Entscheidungsstichwort (Thema)

Zulässigkeit einer Untätigkeitsbeschwerde bei unterbliebenem Beschluss über einen PKH-Antrag

 

Orientierungssatz

1. Gegen eine (bisher) unterbliebene Entscheidung eines Sozialgerichts über einen Antrag auf Gewährung von Prozesskostenhilfe ist eine Beschwerde als Untätigkeitsbeschwerde nicht zulässig. Vielmehr setzt eine Beschwerde eine gerichtliche Entscheidung voraus.

2. Einzelfall zur Beurteilung des Vorliegens einer willkürlichen oder sachwidrigen Verzögerung bei der Bearbeitung eines PKH-Antrags durch ein Sozialgericht (hier: verneint).

 

Tenor

Die Beschwerde der Kläger vom 27.03.2014 über die fehlende Bescheidung ihres Antrags auf Bewilligung von Prozesskostenhilfe und Beiordnung des Rechtsanwalts Dr.
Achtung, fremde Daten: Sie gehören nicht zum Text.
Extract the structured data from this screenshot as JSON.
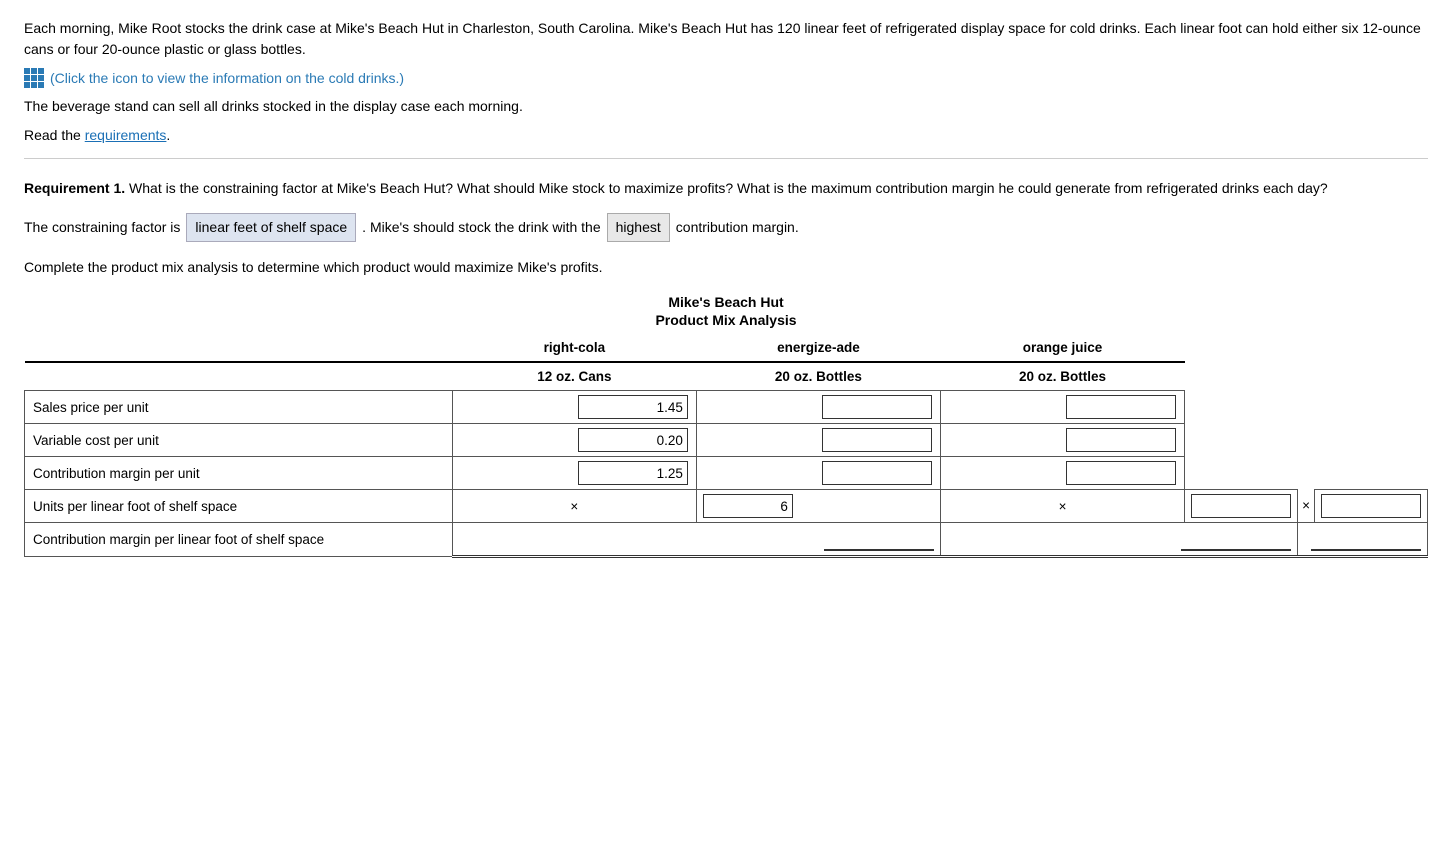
{
  "intro": {
    "paragraph": "Each morning, Mike Root stocks the drink case at Mike's Beach Hut in Charleston, South Carolina. Mike's Beach Hut has 120 linear feet of refrigerated display space for cold drinks. Each linear foot can hold either six 12-ounce cans or four 20-ounce plastic or glass bottles.",
    "click_note": "(Click the icon to view the information on the cold drinks.)",
    "beverage": "The beverage stand can sell all drinks stocked in the display case each morning.",
    "read_req_prefix": "Read the ",
    "read_req_link": "requirements",
    "read_req_suffix": "."
  },
  "requirement1": {
    "label": "Requirement 1.",
    "text": " What is the constraining factor at Mike's Beach Hut? What should Mike stock to maximize profits? What is the maximum contribution margin he could generate from refrigerated drinks each day?",
    "constraining_prefix": "The constraining factor is",
    "constraining_value": "linear feet of shelf space",
    "constraining_mid": ". Mike's should stock the drink with the",
    "constraining_highlight": "highest",
    "constraining_suffix": "contribution margin.",
    "complete_text": "Complete the product mix analysis to determine which product would maximize Mike's profits."
  },
  "table": {
    "title": "Mike's Beach Hut",
    "subtitle": "Product Mix Analysis",
    "columns": [
      {
        "name": "right-cola",
        "sub": "12 oz. Cans"
      },
      {
        "name": "energize-ade",
        "sub": "20 oz. Bottles"
      },
      {
        "name": "orange juice",
        "sub": "20 oz. Bottles"
      }
    ],
    "rows": [
      {
        "label": "Sales price per unit",
        "values": [
          "1.45",
          "",
          ""
        ],
        "prefix": [
          "",
          "",
          ""
        ],
        "suffix": [
          "",
          "",
          ""
        ]
      },
      {
        "label": "Variable cost per unit",
        "values": [
          "0.20",
          "",
          ""
        ],
        "prefix": [
          "",
          "",
          ""
        ],
        "suffix": [
          "",
          "",
          ""
        ]
      },
      {
        "label": "Contribution margin per unit",
        "values": [
          "1.25",
          "",
          ""
        ],
        "prefix": [
          "",
          "",
          ""
        ],
        "suffix": [
          "",
          "",
          ""
        ]
      },
      {
        "label": "Units per linear foot of shelf space",
        "values": [
          "6",
          "",
          ""
        ],
        "prefix": [
          "×",
          "×",
          "×"
        ],
        "suffix": [
          "",
          "",
          ""
        ]
      },
      {
        "label": "Contribution margin per linear foot of shelf space",
        "values": [
          "",
          "",
          ""
        ],
        "prefix": [
          "",
          "",
          ""
        ],
        "suffix": [
          "",
          "",
          ""
        ],
        "double_underline": true
      }
    ]
  }
}
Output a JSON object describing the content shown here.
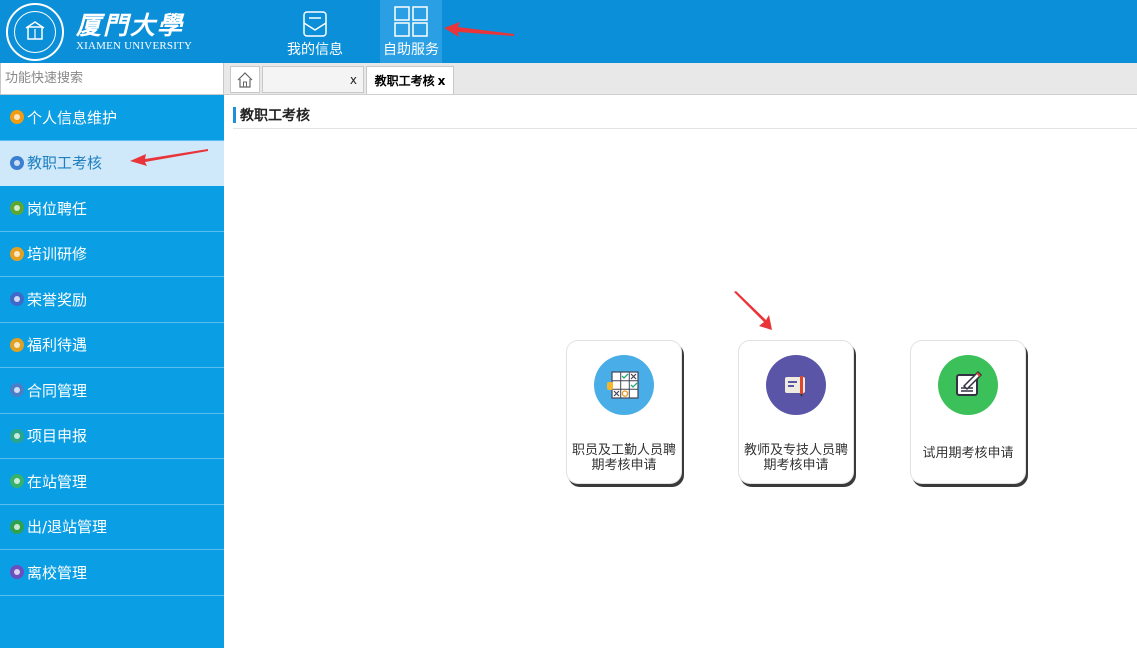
{
  "header": {
    "logo_cn": "厦門大學",
    "logo_en": "XIAMEN UNIVERSITY",
    "nav": [
      {
        "label": "我的信息",
        "icon": "envelope-icon"
      },
      {
        "label": "自助服务",
        "icon": "grid-icon"
      }
    ]
  },
  "search": {
    "placeholder": "功能快速搜索"
  },
  "tabs": {
    "home_icon": "home-icon",
    "blank_tab_close": "x",
    "active_tab_label": "教职工考核",
    "active_tab_close": "x"
  },
  "sidebar": {
    "items": [
      {
        "label": "个人信息维护",
        "color": "#f39c12"
      },
      {
        "label": "教职工考核",
        "color": "#3b7fd0",
        "active": true
      },
      {
        "label": "岗位聘任",
        "color": "#5aa832"
      },
      {
        "label": "培训研修",
        "color": "#e6a020"
      },
      {
        "label": "荣誉奖励",
        "color": "#3f69c9"
      },
      {
        "label": "福利待遇",
        "color": "#e0a020"
      },
      {
        "label": "合同管理",
        "color": "#4a7fc8"
      },
      {
        "label": "项目申报",
        "color": "#2aa58a"
      },
      {
        "label": "在站管理",
        "color": "#35b26b"
      },
      {
        "label": "出/退站管理",
        "color": "#2fa04e"
      },
      {
        "label": "离校管理",
        "color": "#6a4fbf"
      }
    ]
  },
  "main": {
    "title": "教职工考核",
    "cards": [
      {
        "label_line1": "职员及工勤人员聘",
        "label_line2": "期考核申请",
        "icon": "checklist-grid-icon",
        "color": "#49aee8"
      },
      {
        "label_line1": "教师及专技人员聘",
        "label_line2": "期考核申请",
        "icon": "document-pen-icon",
        "color": "#5b55a8"
      },
      {
        "label_line1": "试用期考核申请",
        "label_line2": "",
        "icon": "edit-note-icon",
        "color": "#3cc15a"
      }
    ]
  },
  "colors": {
    "header_bg": "#0a8fd8",
    "sidebar_bg": "#0a9ee4",
    "sidebar_active_bg": "#cfe9fa",
    "annotation_arrow": "#e8353a"
  }
}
D, E, wird verworfen.

Kosten sind nicht zu erstatten.

 

Gründe

I.

Die Kläger stellten im Rahmen der am 08.09.2011 vor dem Sozialgericht Köln erhobenen Klage (Az. S 15 AS 3475/11) am 12.06.2012 einen Antrag auf Bewilligung von Prozesskostenhilfe und Beiordnung von Rechtsanwalt Dr. D, E. Das Sozialgericht Köln forderte daraufhin mit Schreiben vom 15.06.2012 zunächst eine vollständig ausgefüllte und unterschriebene Erklärung samt Belegen, erklärte diese Aufforderung aber nach dem Hinweis der Kläger vom 17.06.2013 auf die bereits vorgelegten Unterlagen für erledigt. Am 19.06.2012 stellten die Kläger gegen den mit der Angelegenheit befassten Richter einen Befangenheitsantrag, über welchen mit Beschluss vom 19.12.2012 durch das Landessozialgericht Nordrhein-Westfalen (Az. L 11 AS 2021/12 B) abschließend entschieden wurde. Die Akten wurden nach Abschluss des Verfahrens über die Befangenheit dem Vorsitzenden der 15. Kammer des Sozialgerichts Köln Ende Februar 2013 wieder vorgelegt. Wegen einer von den Klägern am 15.02.2013 erhobenen Verzögerungsrüge waren die Akten sodann bis Mitte März 2013 der Bearbeitung durch die 15. Kammer entzogen. Mit Verfügung vom 16.05.2013 forderte der Kammervorsitzende auf, für die Entscheidung über die Prozesskostenhilfe aktuelle Einkommensnachweise vorzulegen; auf Nachfrage wurde dieses Verlangen durch das Sozialgericht am 06.06.2013 erläutert. Nach der Erinnerung vom 27.06.2013 legte der Kläger zu 1) seinen aktuellen Rentenbescheid vor. Das Sozialgericht forderte am 08.07.2013 auch die Unterlagen der Klägerinnen zu 2) und 3) an; am 12.07.20123 erklärte die Klägerin zu 2), dass sie kein Einkommen beziehe, die Klägerin zu 3), dass sie lediglich über Einkommen aus Kindergeld i.H.v. 184 Euro monatlich verfüge. Vom 15.07.2013 bis zum 13.02.2014 waren sämtliche Leistungsakten von dem Bundessozialgericht (BSG) in einem Parallelverfahren beigezogen.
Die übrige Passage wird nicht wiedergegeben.